That's a good start, thanks. I'd like to be able to use all ingestion features also from duckplyr: open a lazy data frame from CSV/Parquet/Excel/... . Conversely, users might want to create a lazy dbplyr table from a CSV file. So there's the following:

  • Data formats:
    • [ ] CSV: https://duckdb.org/docs/data/csv/overview
    • [ ] Parquet: https://duckdb.org/docs/data/parquet/overview
    • [ ] Excel: https://duckdb.org/docs/guides/file_formats/excel_import.html
    • [ ] JSON: https://duckdb.org/docs/data/json/overview
    • [ ] any table-valued duckdb function, really
  • Targets
    • [ ] new/existing duckdb table
    • [ ] SQL query
    • [ ] duckdb relational object
    • [ ] output file

I'm thinking about a "spec" object that could be rendered into either an SQL query or a relational object. We'd need spec constructors for each data format, and two renderers -- one for SQL and one for relational. The constructor would do the type checking. Helper functions would then compose spec constructors and renderers as needed. Perhaps we can scrape the documentation to auto-generate spec constructors?

We can also prototype in the duckplyr package, this avoids having to recompile duckdb too.
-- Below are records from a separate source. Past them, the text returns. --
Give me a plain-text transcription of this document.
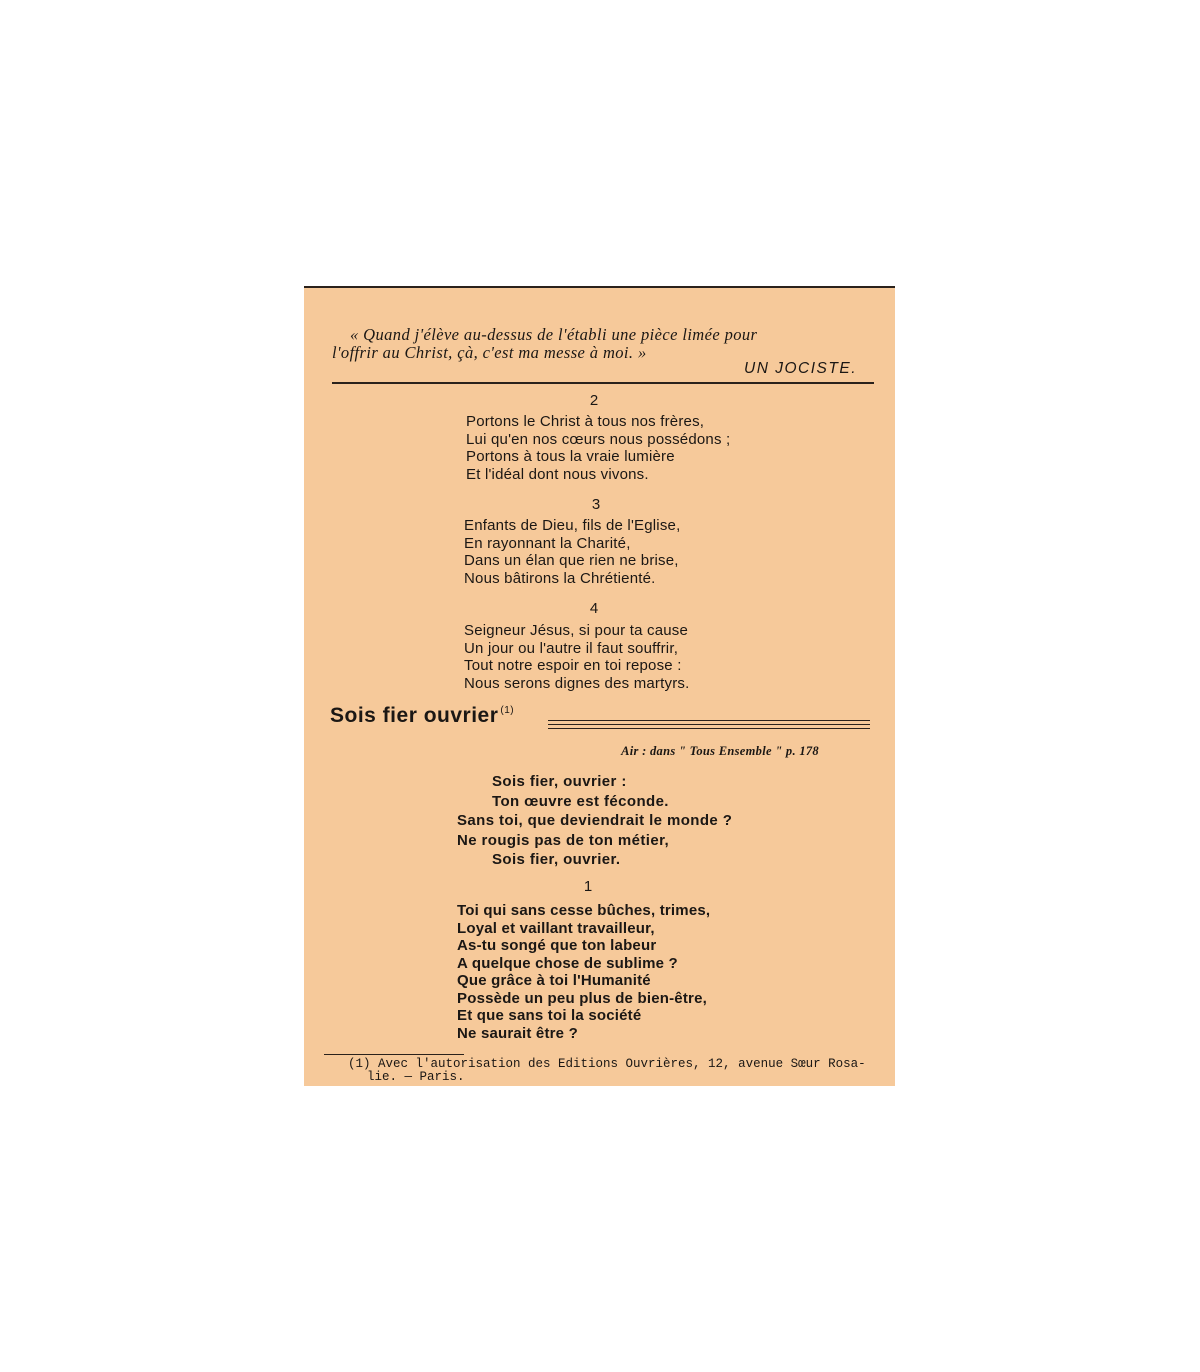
« Quand j'élève au-dessus de l'établi une pièce limée pour
l'offrir au Christ, çà, c'est ma messe à moi. »
UN JOCISTE.
2
Portons le Christ à tous nos frères,
Lui qu'en nos cœurs nous possédons ;
Portons à tous la vraie lumière
Et l'idéal dont nous vivons.
3
Enfants de Dieu, fils de l'Eglise,
En rayonnant la Charité,
Dans un élan que rien ne brise,
Nous bâtirons la Chrétienté.
4
Seigneur Jésus, si pour ta cause
Un jour ou l'autre il faut souffrir,
Tout notre espoir en toi repose :
Nous serons dignes des martyrs.
Sois fier ouvrier $^{(1)}$
Air : dans " Tous Ensemble " p. 178
Sois fier, ouvrier :
Ton œuvre est féconde.
Sans toi, que deviendrait le monde ?
Ne rougis pas de ton métier,
Sois fier, ouvrier.
1
Toi qui sans cesse bûches, trimes,
Loyal et vaillant travailleur,
As-tu songé que ton labeur
A quelque chose de sublime ?
Que grâce à toi l'Humanité
Possède un peu plus de bien-être,
Et que sans toi la société
Ne saurait être ?
(1) Avec l'autorisation des Editions Ouvrières, 12, avenue Sœur Rosa-
lie. — Paris.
Would you like to contribute?

krlmlr avatar Oct 17 '24 06:10 krlmlr

I'd be more than happy to contribute, but may be a bit out of my depth. I haven't used duckplyr before and not sure how to work with lazy tables. In terms of APIifying common duckdb functions, that seems possible.
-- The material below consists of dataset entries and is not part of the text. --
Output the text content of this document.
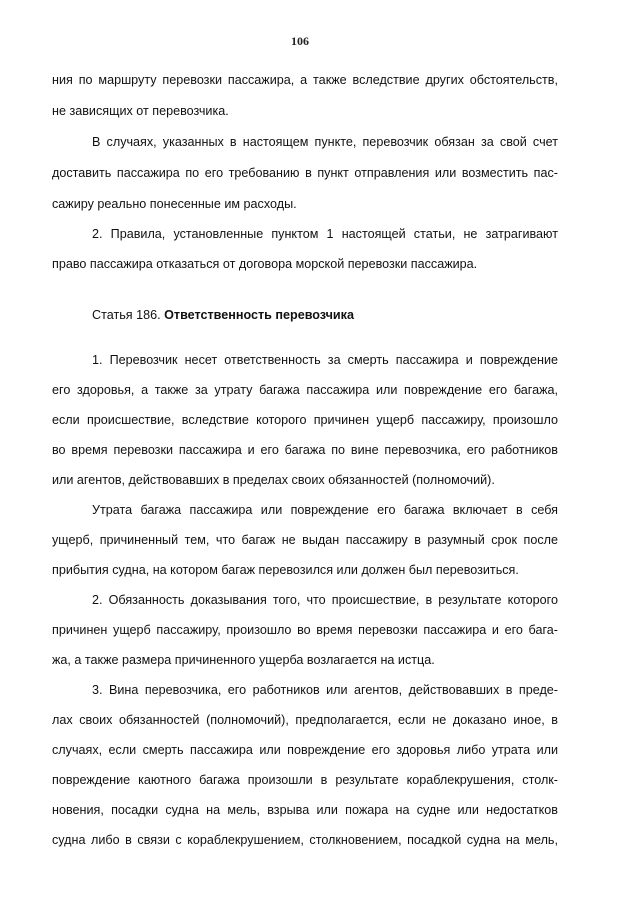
106
ния по маршруту перевозки пассажира, а также вследствие других обстоятельств,
не зависящих от перевозчика.
В случаях, указанных в настоящем пункте, перевозчик обязан за свой счет
доставить пассажира по его требованию в пункт отправления или возместить пас-
сажиру реально понесенные им расходы.
2. Правила, установленные пунктом 1 настоящей статьи, не затрагивают
право пассажира отказаться от договора морской перевозки пассажира.
Статья 186. Ответственность перевозчика
1. Перевозчик несет ответственность за смерть пассажира и повреждение
его здоровья, а также за утрату багажа пассажира или повреждение его багажа,
если происшествие, вследствие которого причинен ущерб пассажиру, произошло
во время перевозки пассажира и его багажа по вине перевозчика, его работников
или агентов, действовавших в пределах своих обязанностей (полномочий).
Утрата багажа пассажира или повреждение его багажа включает в себя
ущерб, причиненный тем, что багаж не выдан пассажиру в разумный срок после
прибытия судна, на котором багаж перевозился или должен был перевозиться.
2. Обязанность доказывания того, что происшествие, в результате которого
причинен ущерб пассажиру, произошло во время перевозки пассажира и его бага-
жа, а также размера причиненного ущерба возлагается на истца.
3. Вина перевозчика, его работников или агентов, действовавших в преде-
лах своих обязанностей (полномочий), предполагается, если не доказано иное, в
случаях, если смерть пассажира или повреждение его здоровья либо утрата или
повреждение каютного багажа произошли в результате кораблекрушения, столк-
новения, посадки судна на мель, взрыва или пожара на судне или недостатков
судна либо в связи с кораблекрушением, столкновением, посадкой судна на мель,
I'm assuming the 'spec' object would be an object that defines all the specifications of a potential table or file which then gets passed on to other functions that read or write different formats, to or from tables/views, or translate to an SQL query.

eli-daniels avatar Oct 17 '24 10:10 eli-daniels

Thanks. The spec (a list with a class?) would be specific to an ingestion function and capture the arguments we want to pass to that function; rendering creates a call (in SQL or relational) to that function.

krlmlr avatar Oct 17 '24 12:10 krlmlr